When looking at data, it's important to ask, "So what?" What does this piece of insight tell us and what can we do with it? Does it tell a particular story or spur a new strategic decision? Thus, simply choosing one single metric is never sufficient to run a company.
If you are beginning your startup journey, research the metrics used in your industry by similar companies. After having the first numbers on the dashboard and having tracked the report monthly or weekly, it can be fine-tuned to best suit the needs of the business. It's also important to track both maximization and controlled metrics. Maximization metrics show the growth and expansion of the company, while controlled metrics show the sustainability and stability of the company's journey in the long-term. As the business advances, aside from speed, the founder must make sure the car is heading in the right direction, in a safe manner. For instance, customer acquisition costs must be comparable to user growth and average revenue per user. Controlled metrics show the sustainability and stability of the company’s journey in the long-term.
Back to your question, the best choice is always a combination of different metrics, starting with templates and market standards.
Sales is often a misused term when it comes to startups, especially those that are B2B. Instead of jumping straight into product development, customer development should come first. This is where you meet and talk to customers to validate your hypotheses and assumptions about their problems and proposed solutions. Selling your idea of a solution to your target customer is the first step before product development.

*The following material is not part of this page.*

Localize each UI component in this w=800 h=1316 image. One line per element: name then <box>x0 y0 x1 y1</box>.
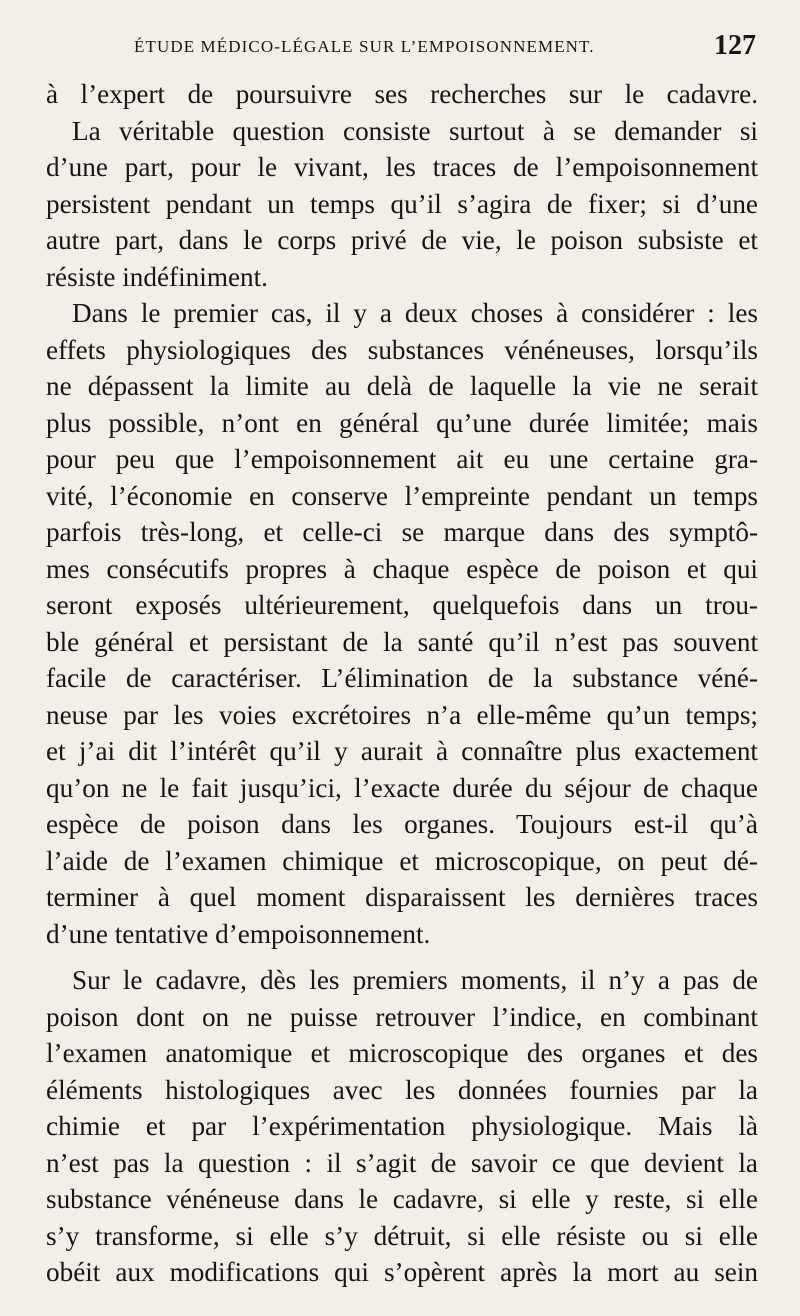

Many inexperienced founders, especially those with a technical background, make the mistake of jumping too quickly into product development. Without validating their ideas with customers, their products are often misses. After customer development, selling the actual product will be much easier.
With an MVP on hand, sales should be conducted by the founder. Don't outsource sales too early without focusing on iterating the sales process. Founders with a technical background may lack the skills to talk to customers or approach potential leads, so they immediately hire a sales specialist. However, a typical salesperson is used to working with a finished product, whereas a startup requires them to build a new process and work with a constantly changing product. Thus, the founder should be responsible for the first 10-20 customers, as this will provide direct feedback and allow for constant improvement.

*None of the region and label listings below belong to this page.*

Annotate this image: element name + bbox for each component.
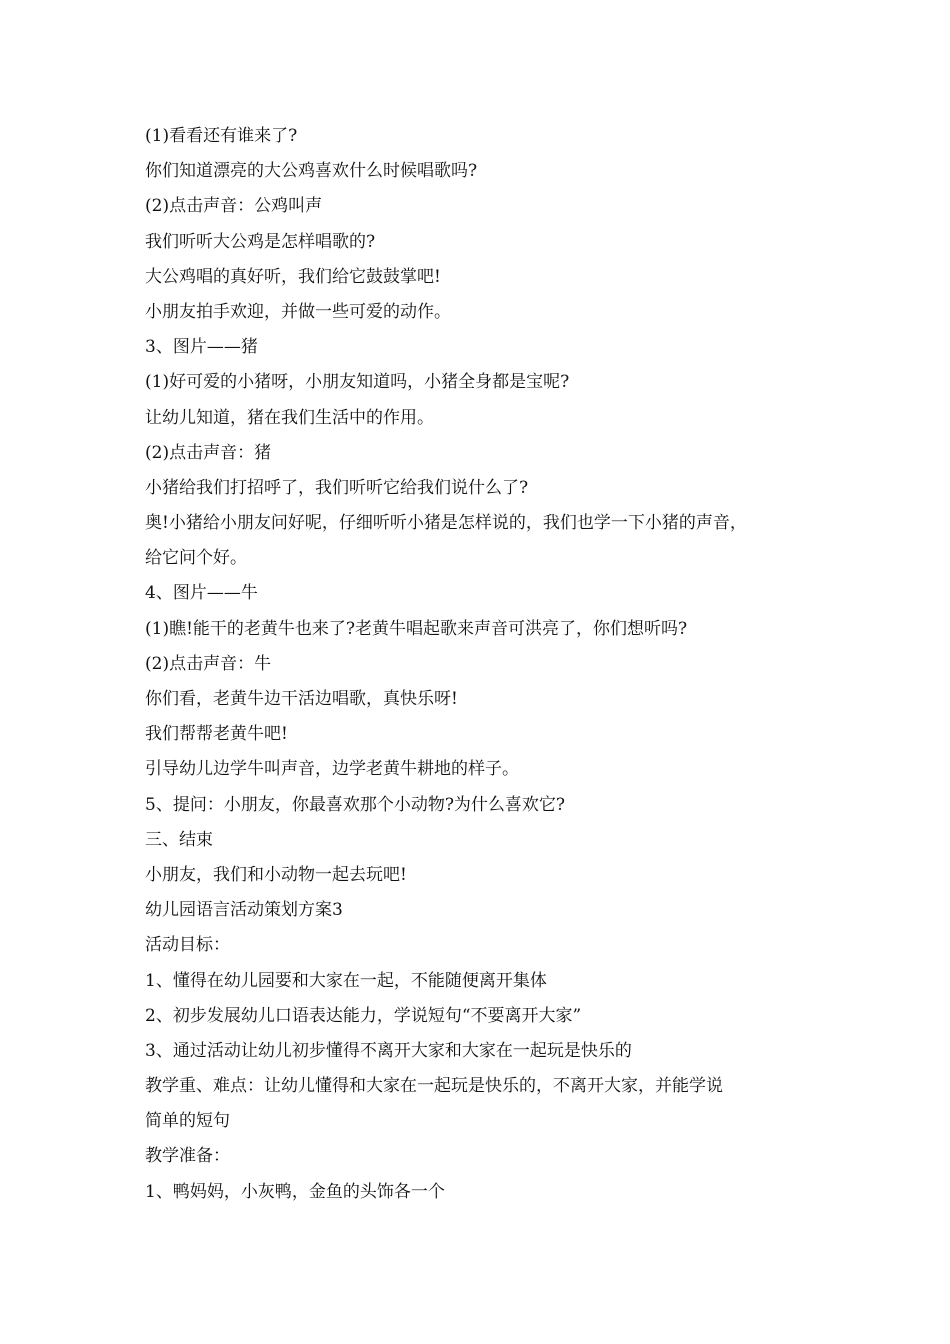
text-line: (1)看看还有谁来了? [145, 126, 298, 146]
section-heading: 活动目标： [145, 935, 230, 956]
text-line: 给它问个好。 [145, 548, 247, 569]
text-line: (1)瞧!能干的老黄牛也来了?老黄牛唱起歌来声音可洪亮了，你们想听吗? [145, 618, 688, 639]
document-body [145, 119, 835, 1210]
text-line: 让幼儿知道，猪在我们生活中的作用。 [145, 407, 434, 428]
text-line: 我们听听大公鸡是怎样唱歌的? [145, 231, 376, 252]
document-title: 幼儿园语言活动策划方案3 [145, 900, 343, 921]
text-line: (2)点击声音：牛 [145, 653, 272, 674]
text-line: 1、懂得在幼儿园要和大家在一起，不能随便离开集体 [145, 970, 547, 991]
section-heading: 三、结束 [145, 829, 213, 850]
section-heading: 教学准备： [145, 1146, 230, 1167]
text-line: 我们帮帮老黄牛吧! [145, 724, 288, 745]
text-line: 你们看，老黄牛边干活边唱歌，真快乐呀! [145, 689, 458, 709]
text-line: 小朋友拍手欢迎，并做一些可爱的动作。 [145, 301, 451, 322]
text-line: 你们知道漂亮的大公鸡喜欢什么时候唱歌吗? [145, 161, 478, 182]
text-line: 奥!小猪给小朋友问好呢，仔细听听小猪是怎样说的，我们也学一下小猪的声音， [145, 513, 747, 534]
text-line: (2)点击声音：猪 [145, 442, 272, 463]
text-line: 大公鸡唱的真好听，我们给它鼓鼓掌吧! [145, 266, 441, 287]
text-line: 小猪给我们打招呼了，我们听听它给我们说什么了? [145, 477, 529, 498]
text-line: 5、提问：小朋友，你最喜欢那个小动物?为什么喜欢它? [145, 794, 566, 815]
text-line: 教学重、难点：让幼儿懂得和大家在一起玩是快乐的，不离开大家，并能学说 [145, 1076, 723, 1097]
section-heading: 3、图片——猪 [145, 337, 258, 358]
text-line: 小朋友，我们和小动物一起去玩吧! [145, 864, 407, 885]
text-line: 2、初步发展幼儿口语表达能力，学说短句“不要离开大家” [145, 1005, 582, 1026]
text-line: 简单的短句 [145, 1111, 230, 1132]
text-line: (2)点击声音：公鸡叫声 [145, 196, 323, 217]
text-line: 3、通过活动让幼儿初步懂得不离开大家和大家在一起玩是快乐的 [145, 1040, 632, 1061]
section-heading: 4、图片——牛 [145, 583, 258, 604]
text-line: 1、鸭妈妈，小灰鸭，金鱼的头饰各一个 [145, 1181, 445, 1202]
text-line: (1)好可爱的小猪呀，小朋友知道吗，小猪全身都是宝呢? [145, 372, 570, 393]
text-line: 引导幼儿边学牛叫声音，边学老黄牛耕地的样子。 [145, 759, 519, 780]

Although trained professionals can be valuable, the founder should lay the first building blocks. At this pre-product-market fit stage, the message, approach method, sales strategies, and customer touchpoints must constantly be adjusted. For large and complex sales, buy-in from multiple teams with different protocols and personnel may be required. The sales process must be continuously iterated alongside the product. After a repeatable process has been reached with the first 10-20 customers, the founder can outsource and focus on other aspects of the company.
As shared above, for startups, the improvement of products, processes or even pricing is easy and agile. For large corporations with a well-established offering, any change means huge commitment of time and effort. The space for customization is small and the costs for doing so is expensive. A startup, on the other hand, needs to find customers to prove the potential of their product, making change a requirement. Then, the question is how best to utilize that agility, emphasizing your efficiency and ability to solve problems compared to the available alternatives. Although startups are quicker, more flexible, more willing to sacrifice, the key is finding the right attacking points and making a difference using the right metrics and strategies.